The deer quickly began to use them and at first a block would last about a week. I estimated that I had 8 deer to each block. Then in January we had a meter of snow fell one Friday night which was topped up with a few more flurries. Temperatures dropped to -18 at night never getting above -10 at midday. A crust formed on the snow that would bear your weight and these conditions prevented deer from digging for forage. The result was blocks were gone in three days, more deer gathered at feedpoints and an increasing number of calves were found under trees beside the blocks huddled together dead.

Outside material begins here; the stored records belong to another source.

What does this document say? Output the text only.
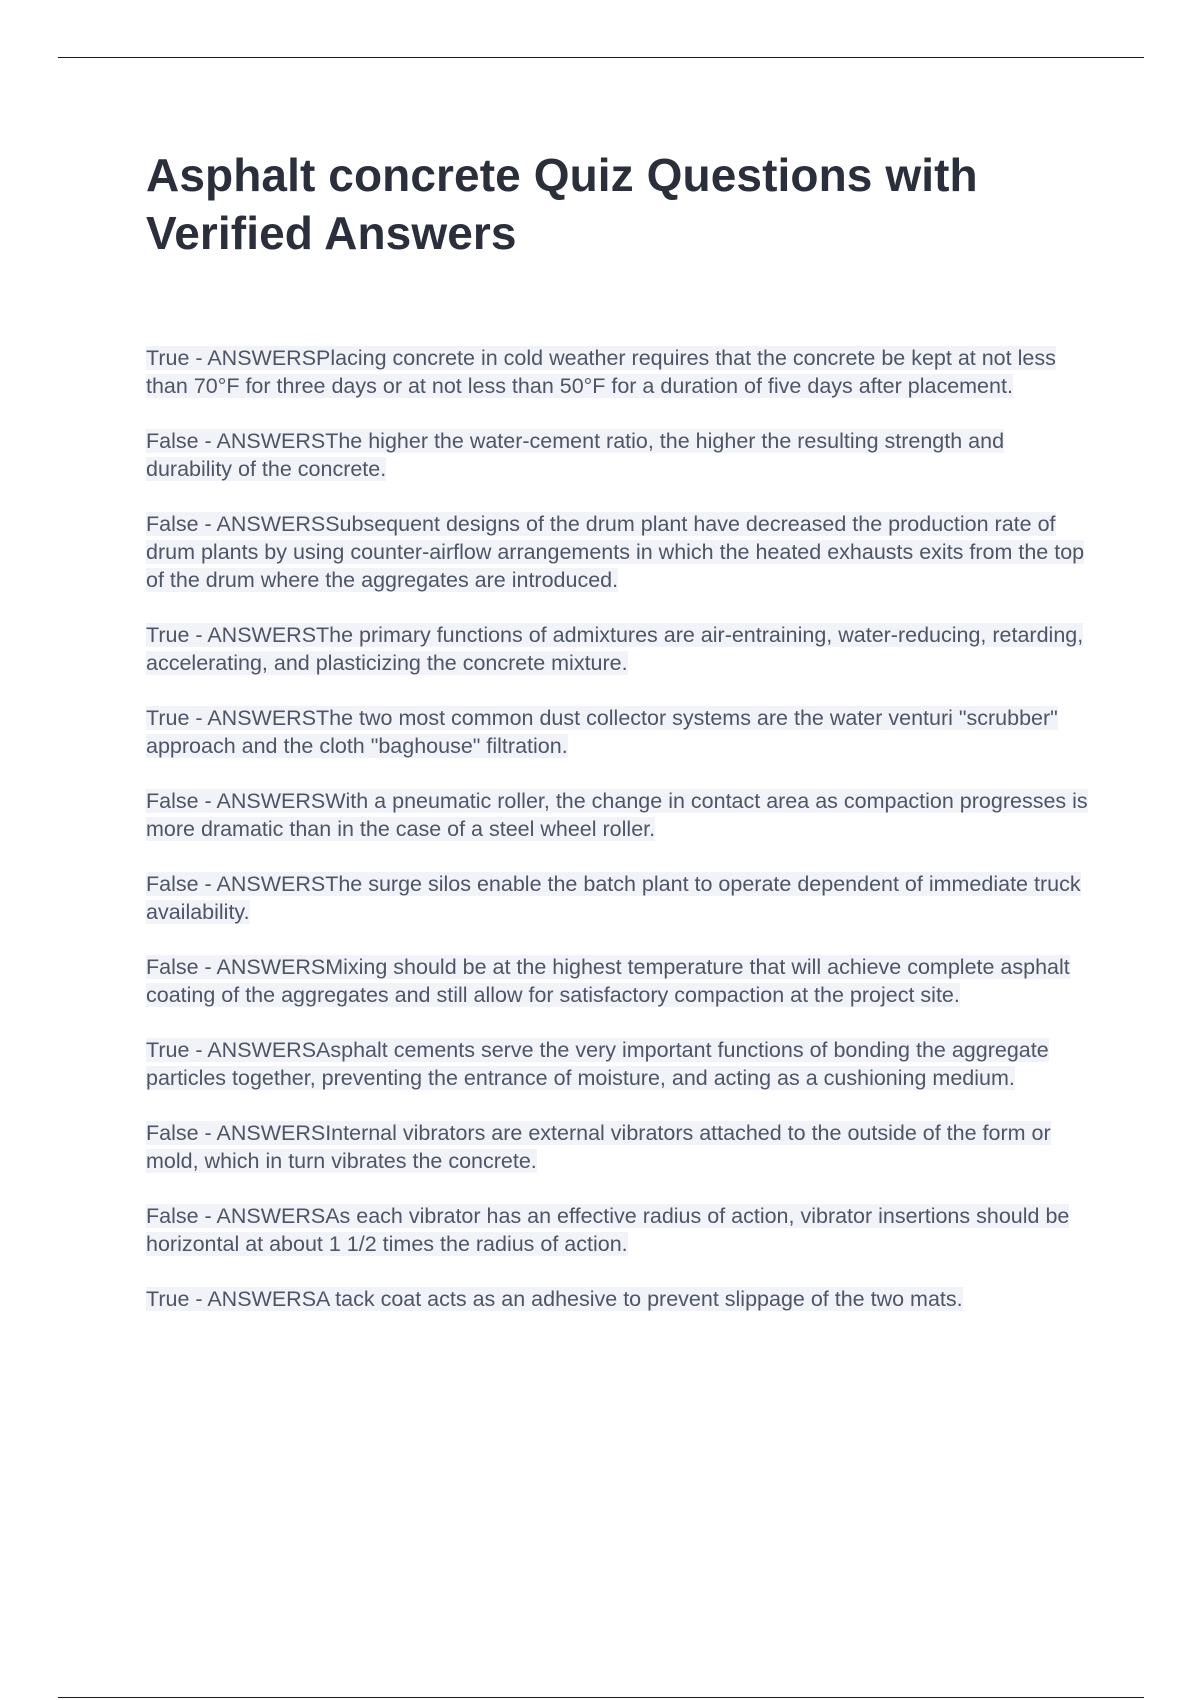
Asphalt concrete Quiz Questions with Verified Answers

True - ANSWERSPlacing concrete in cold weather requires that the concrete be kept at not less than 70°F for three days or at not less than 50°F for a duration of five days after placement.

False - ANSWERSThe higher the water-cement ratio, the higher the resulting strength and durability of the concrete.

False - ANSWERSSubsequent designs of the drum plant have decreased the production rate of drum plants by using counter-airflow arrangements in which the heated exhausts exits from the top of the drum where the aggregates are introduced.

True - ANSWERSThe primary functions of admixtures are air-entraining, water-reducing, retarding, accelerating, and plasticizing the concrete mixture.

True - ANSWERSThe two most common dust collector systems are the water venturi "scrubber" approach and the cloth "baghouse" filtration.

False - ANSWERSWith a pneumatic roller, the change in contact area as compaction progresses is more dramatic than in the case of a steel wheel roller.

False - ANSWERSThe surge silos enable the batch plant to operate dependent of immediate truck availability.

False - ANSWERSMixing should be at the highest temperature that will achieve complete asphalt coating of the aggregates and still allow for satisfactory compaction at the project site.

True - ANSWERSAsphalt cements serve the very important functions of bonding the aggregate particles together, preventing the entrance of moisture, and acting as a cushioning medium.

False - ANSWERSInternal vibrators are external vibrators attached to the outside of the form or mold, which in turn vibrates the concrete.

False - ANSWERSAs each vibrator has an effective radius of action, vibrator insertions should be horizontal at about 1 1/2 times the radius of action.

True - ANSWERSA tack coat acts as an adhesive to prevent slippage of the two mats.
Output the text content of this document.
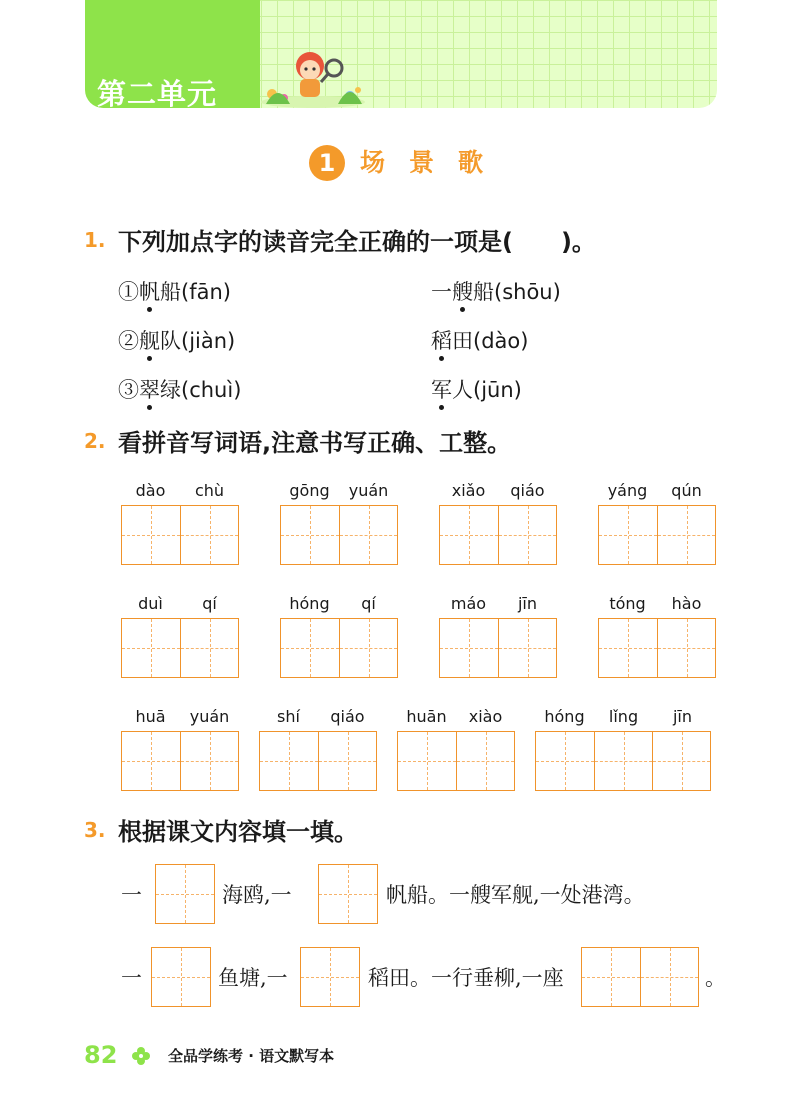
第二单元
1 场景歌
1. 下列加点字的读音完全正确的一项是(　　)。
①帆船(fān)	一艘船(shōu)
②舰队(jiàn)	稻田(dào)
③翠绿(chuì)	军人(jūn)
2. 看拼音写词语,注意书写正确、工整。
dào	chù	gōng	yuán	xiǎo	qiáo	yáng	qún
duì	qí	hóng	qí	máo	jīn	tóng	hào
huā	yuán	shí	qiáo	huān	xiào	hóng	lǐng	jīn
3. 根据课文内容填一填。
一	海鸥,一	帆船。一艘军舰,一处港湾。
一	鱼塘,一	稻田。一行垂柳,一座	。
82	全品学练考 · 语文默写本
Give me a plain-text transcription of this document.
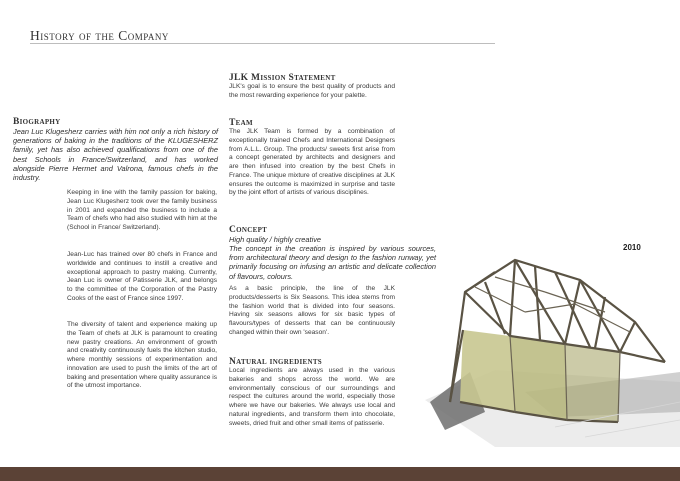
History of the Company
Biography

Jean Luc Klugesherz carries with him not only a rich history of generations of baking in the traditions of the KLUGESHERZ family, yet has also achieved qualifications from one of the best Schools in France/Switzerland, and has worked alongside Pierre Hermet and Valrona, famous chefs in the industry.

Keeping in line with the family passion for baking, Jean Luc Klugesherz took over the family business in 2001 and expanded the business to include a Team of chefs who had also studied with him at the (School in France/ Switzerland).

Jean-Luc has trained over 80 chefs in France and worldwide and continues to instill a creative and exceptional approach to pastry making. Currently, Jean Luc is owner of Patisserie JLK, and belongs to the committee of the Corporation of the Pastry Cooks of the east of France since 1997.

The diversity of talent and experience making up the Team of chefs at JLK is paramount to creating new pastry creations. An environment of growth and creativity continuously fuels the kitchen studio, where monthly sessions of experimentation and innovation are used to push the limits of the art of baking and presentation where quality assurance is of the utmost importance.

JLK Mission Statement

JLK's goal is to ensure the best quality of products and the most rewarding experience for your palette.

Team

The JLK Team is formed by a combination of exceptionally trained Chefs and International Designers from A.L.L. Group. The products/ sweets first arise from a concept generated by architects and designers and are then infused into creation by the best Chefs in France. The unique mixture of creative disciplines at JLK ensures the outcome is maximized in surprise and taste by the joint effort of artists of various disciplines.

Concept

High quality / highly creative

The concept in the creation is inspired by various sources, from architectural theory and design to the fashion runway, yet primarily focusing on infusing an artistic and delicate collection of flavours, colours.

As a basic principle, the line of the JLK products/desserts is Six Seasons. This idea stems from the fashion world that is divided into four seasons. Having six seasons allows for six basic types of flavours/types of desserts that can be continuously changed within their own 'season'.

Natural ingredients

Local ingredients are always used in the various bakeries and shops across the world. We are environmentally conscious of our surroundings and respect the cultures around the world, especially those where we have our bakeries. We always use local and natural ingredients, and transform them into chocolate, sweets, dried fruit and other small items of patisserie.

2010
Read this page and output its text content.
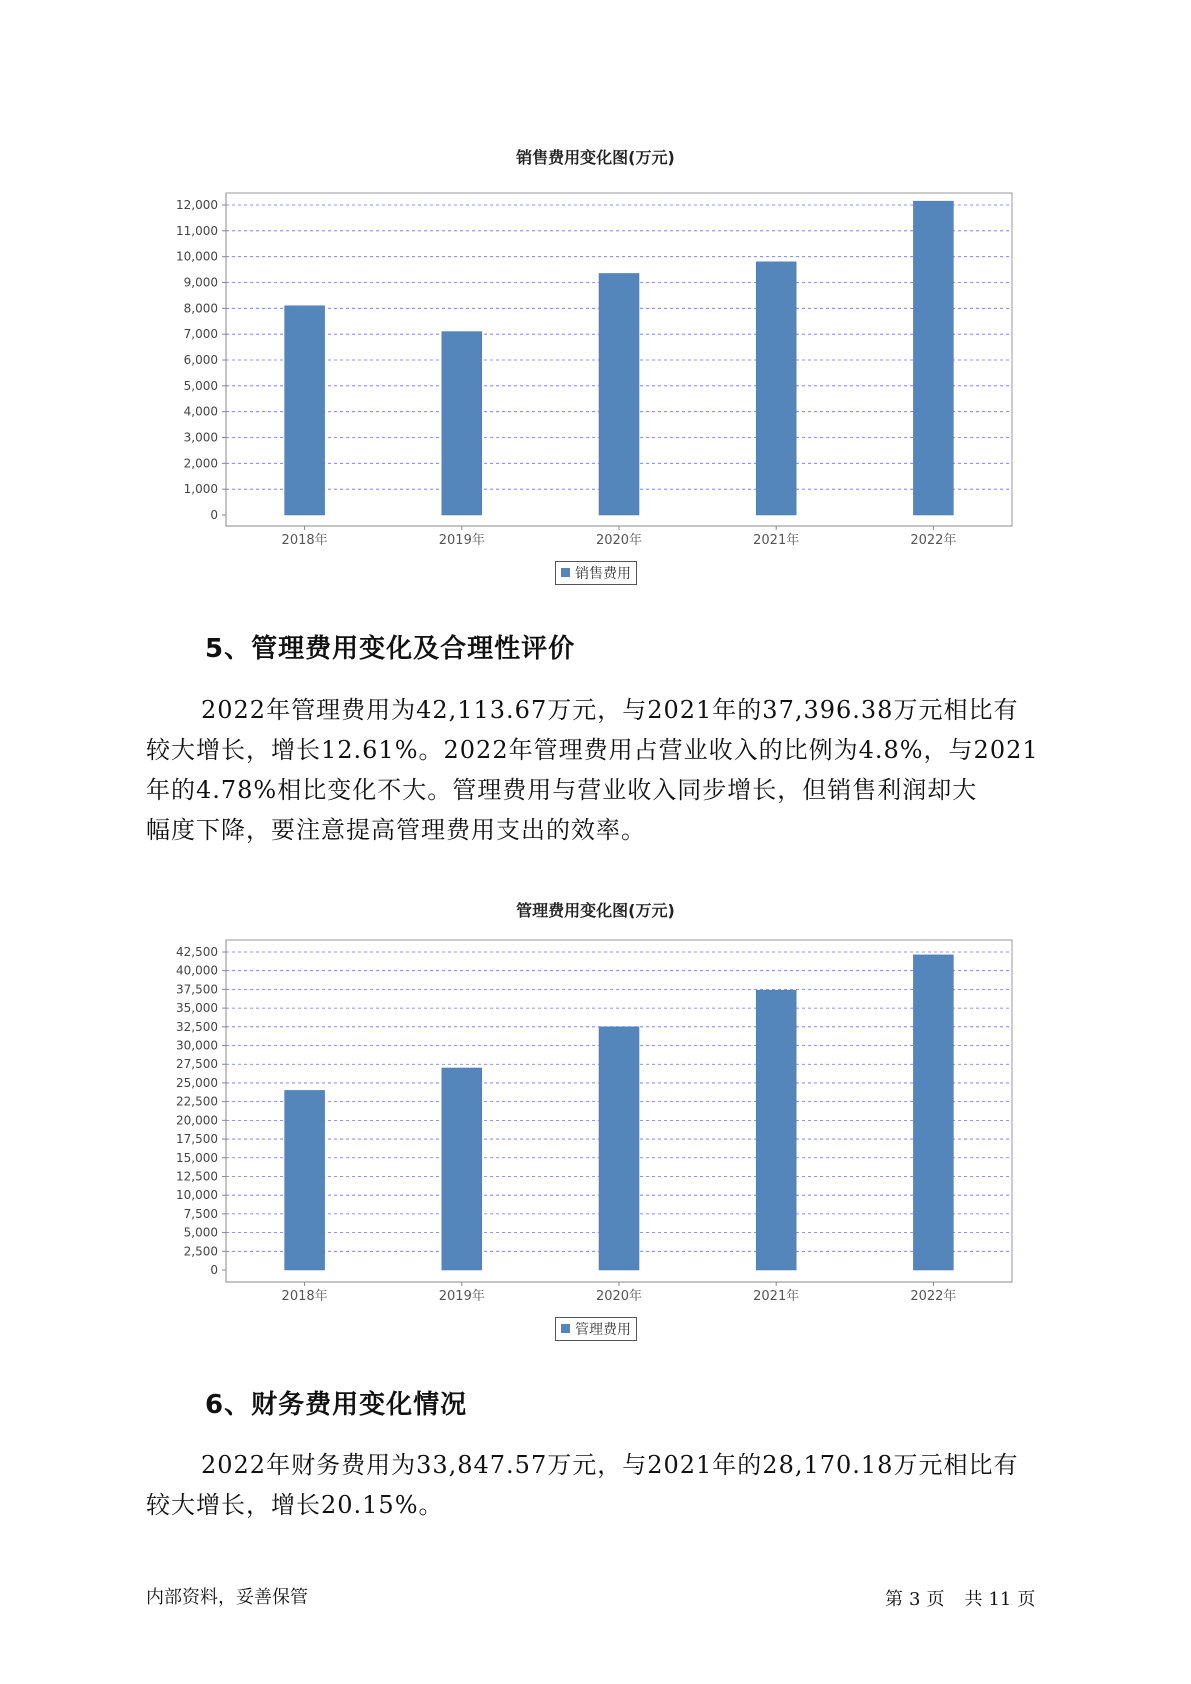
销售费用变化图(万元)
0
1,000
2,000
3,000
4,000
5,000
6,000
7,000
8,000
9,000
10,000
11,000
12,000
2018年	2019年	2020年	2021年	2022年
销售费用
5、管理费用变化及合理性评价
2022年管理费用为42,113.67万元，与2021年的37,396.38万元相比有
较大增长，增长12.61%。2022年管理费用占营业收入的比例为4.8%，与2021
年的4.78%相比变化不大。管理费用与营业收入同步增长，但销售利润却大
幅度下降，要注意提高管理费用支出的效率。
管理费用变化图(万元)
0
2,500
5,000
7,500
10,000
12,500
15,000
17,500
20,000
22,500
25,000
27,500
30,000
32,500
35,000
37,500
40,000
42,500
2018年	2019年	2020年	2021年	2022年
管理费用
6、财务费用变化情况
2022年财务费用为33,847.57万元，与2021年的28,170.18万元相比有
较大增长，增长20.15%。
内部资料，妥善保管	第 3 页 共 11 页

I lost a few Hinds and old Stags too. I even found a mature Sika Stag dead. The Roe were decimated and of other animals the Wren which once filled the woods are now absent completely.
A lot of hinds entered the spring in an emeciated condition and I think a lot must have re-absorbed/aborted this years crop.
However what I am seeing now are Hinds mostly running yeld but all in excellent condition. The Stags are now,after a slow start with the moult, looking really good but there is definitly an absence of the young .
Conclusions- I think I will have to feed for a few years to see what happens and take the point that it will be impossible to say that if I didnt feed things would be different.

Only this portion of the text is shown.